Quelques mètres ardus plus haut, j'aperçois en contrebas le refuge de Puscaghja. C'était vraiment un lieu unique, isolé dans la montagne, une ancienne bergerie, rien que de la grosse pierre. Même la toiture. Et le patron, du vrai, de bon conseil et connaissant le milieu.
Sur le chemin, on rencontre avec Sylvain, l'ancien responsable. Il s'appelle Pierre !
Il apporte du ravitaillement et vient se mettre au vert deux journées, retrouver la paix et se couper de la vie quotidienne, de l'agitation 😄 de la côte et de la vie familiale.
Les bouillons blancs s'élancent au ciel... comme moi.
Aujourd'hui la descente est plus douce, moins pierreuse. Sylvain, parti 2 heures plus tard que moi, me rejoint. On marche quelques minutes ensemble, puis il file. Se reverra-t-on ?
Plus tard, une fois de plus, je m'égare quelque peu, et comme d'hab, me
répugnant à faire marche arrière, je continue le long de la rivière le
Fango. Sauf que le sentier s'évanouit et me voilà sautant de roche en
roche et puis flip flop dans l'eau claire ! Les godillots ne sont plus à
ça prês. Ils tiennent encore le coup ! Et je me rafraîchis divinement
les mollets !
Fatigué des sentiers rocailleux, je termine cette assez longue étape en empruntant la route. Et bingo, arrivé au point où je dois prendre la navette m'emportant au gîte d'étape sur la côte, je tombe sur Sylvain qui, lui, a vaillamment poursuivi par les chemins.

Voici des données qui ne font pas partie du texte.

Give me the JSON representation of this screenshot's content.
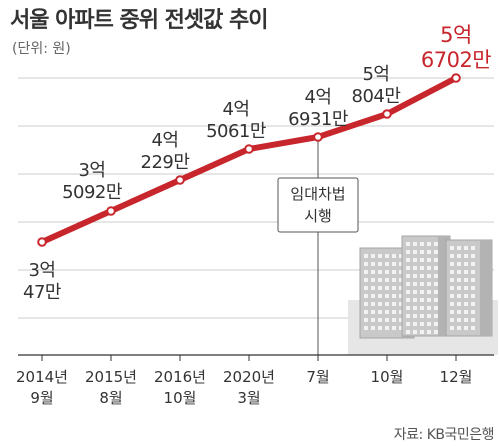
{
  "header": {
    "title": "서울 아파트 중위 전셋값 추이",
    "subtitle": "(단위: 원)"
  },
  "annotation": {
    "line1": "임대차법",
    "line2": "시행"
  },
  "source": "자료: KB국민은행",
  "colors": {
    "line": "#c8262d",
    "marker_fill": "#ffffff",
    "highlight_label": "#c8262d",
    "label": "#333333",
    "grid": "#cccccc",
    "axis": "#333333",
    "building": "#c9c9c9"
  },
  "chart_data": {
    "type": "line",
    "title": "서울 아파트 중위 전셋값 추이",
    "unit_label": "(단위: 원)",
    "categories": [
      [
        "2014년",
        "9월"
      ],
      [
        "2015년",
        "8월"
      ],
      [
        "2016년",
        "10월"
      ],
      [
        "2020년",
        "3월"
      ],
      [
        "7월"
      ],
      [
        "10월"
      ],
      [
        "12월"
      ]
    ],
    "values": [
      300470000,
      350920000,
      402290000,
      450610000,
      469310000,
      508040000,
      567020000
    ],
    "data_labels": [
      [
        "3억",
        "47만"
      ],
      [
        "3억",
        "5092만"
      ],
      [
        "4억",
        "229만"
      ],
      [
        "4억",
        "5061만"
      ],
      [
        "4억",
        "6931만"
      ],
      [
        "5억",
        "804만"
      ],
      [
        "5억",
        "6702만"
      ]
    ],
    "highlight_index": 6,
    "annotation_index": 4,
    "grid": true
  }
}
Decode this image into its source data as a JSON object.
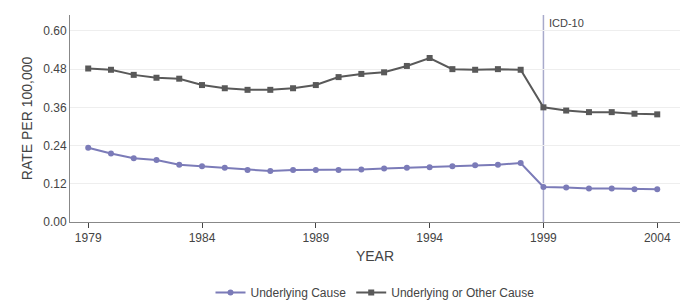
{
  "chart_data": {
    "type": "line",
    "x_label": "YEAR",
    "y_label": "RATE PER 100,000",
    "x": [
      1979,
      1980,
      1981,
      1982,
      1983,
      1984,
      1985,
      1986,
      1987,
      1988,
      1989,
      1990,
      1991,
      1992,
      1993,
      1994,
      1995,
      1996,
      1997,
      1998,
      1999,
      2000,
      2001,
      2002,
      2003,
      2004
    ],
    "series": [
      {
        "name": "Underlying Cause",
        "color": "#7b7bb8",
        "marker": "circle",
        "values": [
          0.233,
          0.215,
          0.2,
          0.195,
          0.18,
          0.175,
          0.17,
          0.163,
          0.16,
          0.163,
          0.163,
          0.163,
          0.165,
          0.168,
          0.17,
          0.172,
          0.175,
          0.178,
          0.18,
          0.185,
          0.11,
          0.108,
          0.105,
          0.105,
          0.103,
          0.103
        ]
      },
      {
        "name": "Underlying or Other Cause",
        "color": "#595959",
        "marker": "square",
        "values": [
          0.482,
          0.478,
          0.462,
          0.453,
          0.45,
          0.43,
          0.42,
          0.415,
          0.415,
          0.42,
          0.43,
          0.455,
          0.465,
          0.47,
          0.49,
          0.515,
          0.48,
          0.478,
          0.48,
          0.478,
          0.36,
          0.35,
          0.345,
          0.345,
          0.34,
          0.338
        ]
      }
    ],
    "annotations": [
      {
        "text": "ICD-10",
        "x": 1999,
        "color": "#a8aacb"
      }
    ],
    "xlim": [
      1978.2,
      2005.0
    ],
    "xticks": [
      1979,
      1984,
      1989,
      1994,
      1999,
      2004
    ],
    "ylim": [
      0.0,
      0.65
    ],
    "yticks": [
      {
        "value": 0,
        "label": "0.00"
      },
      0.12,
      0.24,
      0.36,
      0.48,
      {
        "value": 0.6,
        "label": "0.60"
      }
    ],
    "grid": true,
    "legend": "bottom"
  }
}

Gîte écolo et confortable où une fois de plus l'accueil, de Sophie, est formidable et la nourriture locale, savoureuse (beignets de courgette, tomates...).

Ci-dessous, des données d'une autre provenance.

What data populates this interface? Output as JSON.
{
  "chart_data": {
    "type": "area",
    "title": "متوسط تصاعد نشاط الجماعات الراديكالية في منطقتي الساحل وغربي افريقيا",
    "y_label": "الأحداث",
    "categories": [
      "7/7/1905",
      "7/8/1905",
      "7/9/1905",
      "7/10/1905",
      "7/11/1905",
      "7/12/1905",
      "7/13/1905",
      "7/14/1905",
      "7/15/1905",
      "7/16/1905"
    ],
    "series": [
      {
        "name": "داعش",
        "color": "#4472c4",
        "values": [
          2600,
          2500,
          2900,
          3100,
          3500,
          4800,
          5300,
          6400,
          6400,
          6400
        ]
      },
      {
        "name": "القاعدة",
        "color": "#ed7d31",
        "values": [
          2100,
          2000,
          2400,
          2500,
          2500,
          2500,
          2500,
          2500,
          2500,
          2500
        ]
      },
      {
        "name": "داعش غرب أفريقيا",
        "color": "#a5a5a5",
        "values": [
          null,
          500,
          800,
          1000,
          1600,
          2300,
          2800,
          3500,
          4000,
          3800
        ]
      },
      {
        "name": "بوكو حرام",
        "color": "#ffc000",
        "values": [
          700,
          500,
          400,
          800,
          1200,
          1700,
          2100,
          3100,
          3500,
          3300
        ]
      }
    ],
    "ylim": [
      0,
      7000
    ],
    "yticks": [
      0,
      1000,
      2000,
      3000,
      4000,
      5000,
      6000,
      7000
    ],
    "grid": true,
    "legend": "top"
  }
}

Après réflexion, je décide d'arrêter là. La grande traversée d'une rive à l'autre est accomplie. Demain, en route pour la Balagne où j'aurai l'occasion de voir le fiston.




Je me disais ; Galeria? est ce un gag. Non c'est un vrai village qui a l'air sympa en plus et pas du tout galère. Moi c'était balade au Dourduff et biére au tempo. On crevait aussi de chaud : 20°...J'en pouvais plus.